In [1]:
import numpy as np
import pandas as pd

In [2]:
sample_data = {
    'plant_age_days': [90, 60, 80, 50],
    'height_cm': [105, 70, 95, 60],
    'leaf_color': ['yellow', 'green', 'dark green', 'green'],
    'rainfall': ['high', 'medium', 'medium', 'low'],
    'soil_moisture': ['medium', 'low', 'medium', 'low'],
    'ready': ['yes', 'no', 'yes', 'no'] 
}

df = pd.DataFrame(sample_data)

In [None]:
class Node:
    def __init__(self, feature=None, threshold=None, left=None, right=None, *, value=None):
        self.feature = feature       
        self.threshold = threshold    
        self.left = left              
        self.right = right            
        self.value = value            


class MyDecisionTree:
    def __init__(self, min_samples_split=2, max_depth=100):
        self.min_samples_split = min_samples_split
        self.max_depth = max_depth
        self.root = None

    def fit(self, X, y):
      
        dataset = np.column_stack((X, y))
        self.root = self._grow_tree(dataset)

    def _calculate_entropy(self, y):
        class_labels = np.unique(y)
        entropy = 0
        for cls in class_labels:
            p_cls = len(y[y == cls]) / len(y)
            entropy += -p_cls * np.log2(p_cls)
        return entropy

    def _information_gain(self, y, y_left, y_right):
        weight_left = len(y_left) / len(y)
        weight_right = len(y_right) / len(y)
        return self._calculate_entropy(y) - (weight_left * self._calculate_entropy(y_left) + weight_right * self._calculate_entropy(y_right))

    def _best_split(self, dataset, num_features):
        best_gain = -1
        split_idx, split_thresh = None, None
        
        
        for feat_idx in range(num_features):
            X_column = dataset[:, feat_idx]
            unique_values = np.unique(X_column)

           
            for threshold in unique_values:
                
                if isinstance(threshold, (int, float, np.number)):
                    left_indices = np.where(X_column <= threshold)[0]
                    right_indices = np.where(X_column > threshold)[0]
                else:
                    left_indices = np.where(X_column == threshold)[0]
                    right_indices = np.where(X_column != threshold)[0] 

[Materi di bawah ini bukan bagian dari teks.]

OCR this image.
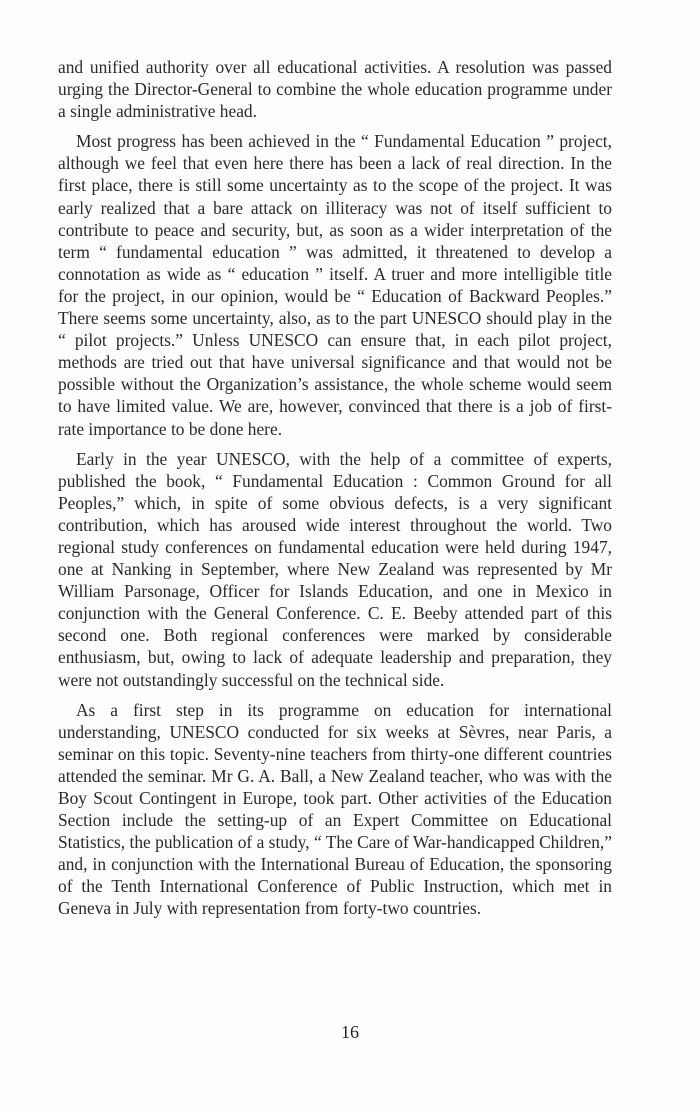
and unified authority over all educational activities. A resolution was passed urging the Director-General to combine the whole education programme under a single administrative head.

Most progress has been achieved in the “ Fundamental Education ” project, although we feel that even here there has been a lack of real direction. In the first place, there is still some uncertainty as to the scope of the project. It was early realized that a bare attack on illiteracy was not of itself sufficient to contribute to peace and security, but, as soon as a wider interpretation of the term “ fundamental education ” was admitted, it threatened to develop a connotation as wide as “ education ” itself. A truer and more intelligible title for the project, in our opinion, would be “ Education of Backward Peoples.” There seems some uncertainty, also, as to the part UNESCO should play in the “ pilot projects.” Unless UNESCO can ensure that, in each pilot project, methods are tried out that have universal significance and that would not be possible without the Organization’s assistance, the whole scheme would seem to have limited value. We are, however, convinced that there is a job of first-rate importance to be done here.

Early in the year UNESCO, with the help of a committee of experts, published the book, “ Fundamental Education : Common Ground for all Peoples,” which, in spite of some obvious defects, is a very significant contribution, which has aroused wide interest throughout the world. Two regional study conferences on fundamental education were held during 1947, one at Nanking in September, where New Zealand was represented by Mr William Parsonage, Officer for Islands Education, and one in Mexico in conjunction with the General Conference. C. E. Beeby attended part of this second one. Both regional conferences were marked by considerable enthusiasm, but, owing to lack of adequate leadership and preparation, they were not outstandingly successful on the technical side.

As a first step in its programme on education for international understanding, UNESCO conducted for six weeks at Sèvres, near Paris, a seminar on this topic. Seventy-nine teachers from thirty-one different countries attended the seminar. Mr G. A. Ball, a New Zealand teacher, who was with the Boy Scout Contingent in Europe, took part. Other activities of the Education Section include the setting-up of an Expert Committee on Educational Statistics, the publication of a study, “ The Care of War-handicapped Children,” and, in conjunction with the International Bureau of Education, the sponsoring of the Tenth International Conference of Public Instruction, which met in Geneva in July with representation from forty-two countries.

16
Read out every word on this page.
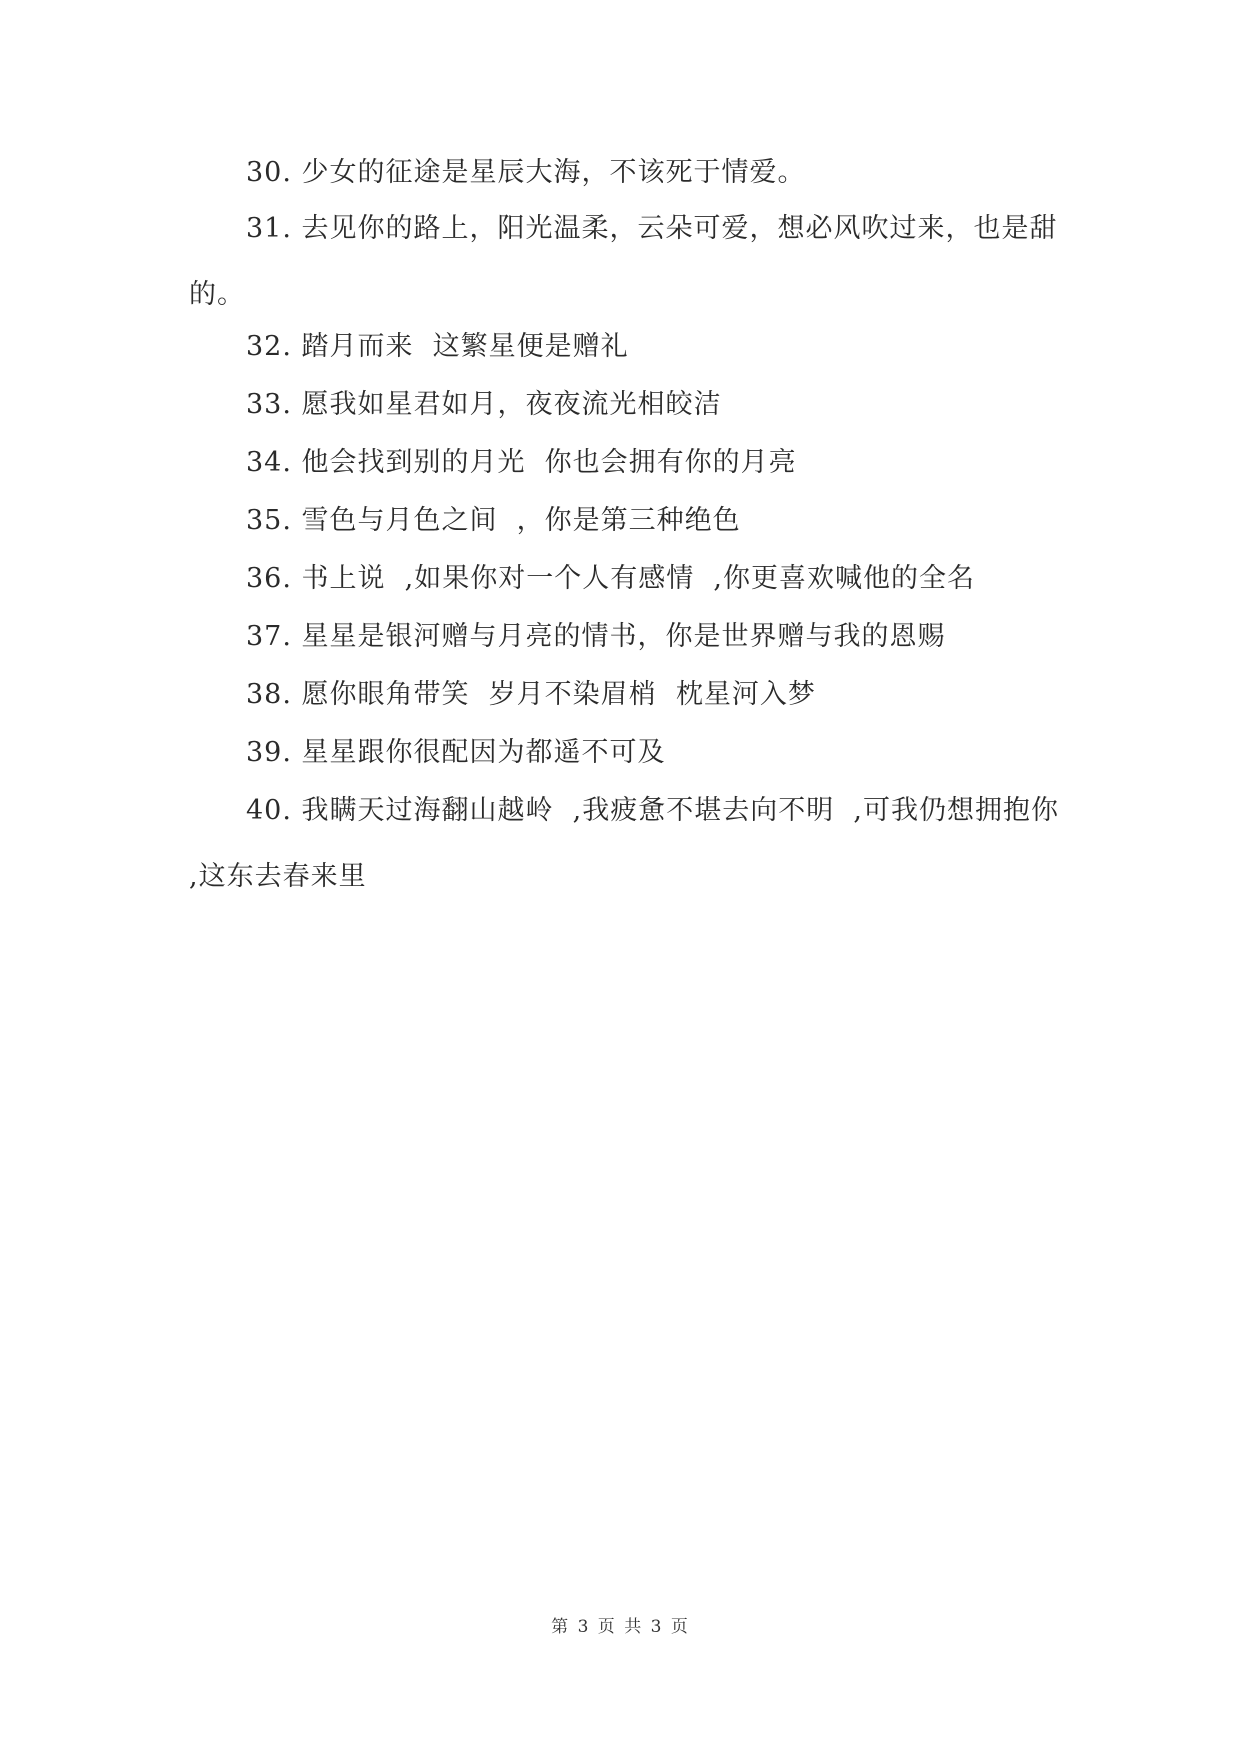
30. 少女的征途是星辰大海，不该死于情爱。

31. 去见你的路上，阳光温柔，云朵可爱，想必风吹过来，也是甜的。

32. 踏月而来  这繁星便是赠礼

33. 愿我如星君如月，夜夜流光相皎洁

34. 他会找到别的月光  你也会拥有你的月亮

35. 雪色与月色之间  ，你是第三种绝色

36. 书上说  ,如果你对一个人有感情  ,你更喜欢喊他的全名

37. 星星是银河赠与月亮的情书，你是世界赠与我的恩赐

38. 愿你眼角带笑  岁月不染眉梢  枕星河入梦

39. 星星跟你很配因为都遥不可及

40. 我瞒天过海翻山越岭  ,我疲惫不堪去向不明  ,可我仍想拥抱你  ,这东去春来里

第 3 页 共 3 页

                if len(left_indices) == 0 or len(right_indices) == 0:
                    continue

                y = dataset[:, -1]
                y_left, y_right = y[left_indices], y[right_indices]
                
                gain = self._information_gain(y, y_left, y_right)

                if gain > best_gain:
                    best_gain = gain
                    split_idx = feat_idx
                    split_thresh = threshold

        return split_idx, split_thresh

    def _grow_tree(self, dataset, depth=0):
        X, y = dataset[:, :-1], dataset[:, -1]
        n_samples, n_features = X.shape
        n_labels = len(np.unique(y))

    
        if n_labels == 1 or depth >= self.max_depth or n_samples < self.min_samples_split:
            
            vals, counts = np.unique(y, return_counts=True)
            most_common = vals[np.argmax(counts)]
            return Node(value=most_common)

        
        best_idx, best_thresh = self._best_split(dataset, n_features)

        
        if best_idx is None:
            vals, counts = np.unique(y, return_counts=True)
            most_common = vals[np.argmax(counts)]
            return Node(value=most_common)

        
        if isinstance(best_thresh, (int, float, np.number)):
             left_idxs = np.where(X[:, best_idx] <= best_thresh)[0]
             right_idxs = np.where(X[:, best_idx] > best_thresh)[0]
        else:
             left_idxs = np.where(X[:, best_idx] == best_thresh)[0]
             right_idxs = np.where(X[:, best_idx] != best_thresh)[0]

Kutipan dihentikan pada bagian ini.